An even more extreme example was his notorious "sick bag" prank. This involved carrying a tin of condensed soup onto an aircraft, which he would then surreptitiously empty into an air-sickness bag. At the appropriate point in the flight, he would pretend to vomit loudly and violently into the bag. Then, to the horror of passengers and crew, he would proceed to eat the contents. One April Fool's Day, Humphries placed a roast dinner and glass of champagne in an inner-city bin. Later in the morning, when there were many businesspeople queuing at a nearby building, Humphries approached the group as a dirty, dishevelled man. He walked to the bin, opened the lid and proceeded to lift the roast and drink from it. Much to the amazement of watchers-by, he found a suitable seating area and began to eat it.
Such stunts were the early manifestations of a lifelong interest in the bizarre, discomforting and subversive.
He had written and performed songs and sketches in university revues, so after leaving university he joined the newly formed Melbourne Theatre Company. It was at this point that he created the first incarnation of what became his most famous character, Edna Everage. The first stage sketch featuring Mrs Norm Everage, called "Olympic Hostess", premiered at Melbourne University's Union Theatre on December 12, 1955. In his award-winning autobiography More Please (1992) Humphries relates that he created a character similar to Edna in the back of a bus while touring country Victoria in Twelfth Night with the MTC at the age of twenty.

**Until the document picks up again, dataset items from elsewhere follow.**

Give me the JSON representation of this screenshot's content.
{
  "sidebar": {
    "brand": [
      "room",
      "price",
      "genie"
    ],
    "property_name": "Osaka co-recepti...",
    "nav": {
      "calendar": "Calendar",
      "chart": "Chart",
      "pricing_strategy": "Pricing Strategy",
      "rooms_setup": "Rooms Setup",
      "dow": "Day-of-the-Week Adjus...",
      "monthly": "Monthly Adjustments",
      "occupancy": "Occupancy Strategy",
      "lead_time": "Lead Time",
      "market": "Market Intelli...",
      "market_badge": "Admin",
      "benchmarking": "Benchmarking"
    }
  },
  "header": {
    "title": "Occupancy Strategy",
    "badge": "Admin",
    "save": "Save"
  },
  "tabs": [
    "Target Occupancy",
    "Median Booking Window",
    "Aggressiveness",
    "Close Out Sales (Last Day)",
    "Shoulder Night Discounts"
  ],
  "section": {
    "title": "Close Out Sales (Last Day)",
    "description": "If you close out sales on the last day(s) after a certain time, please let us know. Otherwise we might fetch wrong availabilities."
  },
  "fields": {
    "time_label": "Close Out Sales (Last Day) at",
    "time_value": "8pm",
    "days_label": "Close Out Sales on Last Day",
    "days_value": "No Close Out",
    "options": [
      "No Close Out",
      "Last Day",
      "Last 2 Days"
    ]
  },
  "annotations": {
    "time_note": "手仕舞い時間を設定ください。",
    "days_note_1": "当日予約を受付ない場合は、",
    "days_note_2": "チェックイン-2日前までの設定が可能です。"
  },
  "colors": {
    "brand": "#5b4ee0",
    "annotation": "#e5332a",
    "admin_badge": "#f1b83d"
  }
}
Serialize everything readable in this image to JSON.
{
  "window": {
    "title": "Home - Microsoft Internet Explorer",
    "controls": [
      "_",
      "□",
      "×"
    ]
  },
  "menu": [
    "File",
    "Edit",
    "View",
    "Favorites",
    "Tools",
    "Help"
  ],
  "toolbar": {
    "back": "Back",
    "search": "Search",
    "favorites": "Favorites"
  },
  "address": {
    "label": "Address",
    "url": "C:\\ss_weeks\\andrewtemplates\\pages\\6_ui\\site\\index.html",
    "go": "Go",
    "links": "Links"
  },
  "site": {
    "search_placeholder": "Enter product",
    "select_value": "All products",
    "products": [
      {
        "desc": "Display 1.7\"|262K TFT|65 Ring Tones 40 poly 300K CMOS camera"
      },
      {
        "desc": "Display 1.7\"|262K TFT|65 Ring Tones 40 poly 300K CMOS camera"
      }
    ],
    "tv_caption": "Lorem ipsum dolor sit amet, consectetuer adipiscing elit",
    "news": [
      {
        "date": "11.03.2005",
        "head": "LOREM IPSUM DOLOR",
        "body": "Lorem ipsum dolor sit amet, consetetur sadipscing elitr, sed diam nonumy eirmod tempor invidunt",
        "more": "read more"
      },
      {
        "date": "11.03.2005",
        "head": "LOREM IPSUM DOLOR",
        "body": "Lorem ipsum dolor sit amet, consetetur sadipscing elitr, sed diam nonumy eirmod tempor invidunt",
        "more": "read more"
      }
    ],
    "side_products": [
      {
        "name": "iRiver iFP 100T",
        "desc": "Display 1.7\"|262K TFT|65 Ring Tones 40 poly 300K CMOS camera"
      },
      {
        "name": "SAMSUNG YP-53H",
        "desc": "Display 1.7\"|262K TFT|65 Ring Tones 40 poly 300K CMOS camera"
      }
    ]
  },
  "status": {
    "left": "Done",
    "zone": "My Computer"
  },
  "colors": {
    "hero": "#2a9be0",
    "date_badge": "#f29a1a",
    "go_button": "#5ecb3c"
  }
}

The dowdy Moonee Ponds housewife, originally created as a caricature of Australian suburban complacency and insularity, has evolved over four decades to become a satire of stardom, the gaudily dressed, acid-tongued, egomaniacal, internationally feted Housewife Gigastar, Dame Edna Everage.
Humphries' other satirical characters include the legendary comic strip hero, nephew of Dame Edna (and progenitor of Crocodile Dundee) Barry McKenzie; the "priapic and inebriated cultural attaché" Sir Les Patterson, who has "continued to bring worldwide discredit upon Australian arts and culture, while contributing as much to the Australian vernacular as he has borrowed from it"; gentle, grandfatherly "returned gentleman" Sandy Stone; iconoclastic '60s underground film-maker Martin Agrippa, Paddington socialist academic Neil Singleton, sleazy trade union official Lance Boyle, high-pressure art salesman Morrie O’Connor and failed tycoon Owen Steele.
Humphries then moved to Sydney and joined Sydney's famous Philip Street Revue Theatre, Australia's leading venue for revue and satirical comedy. After a long season in revue, he appeared as Estragon in Waiting for Godot, Australia's first ever production of a Samuel Beckett play.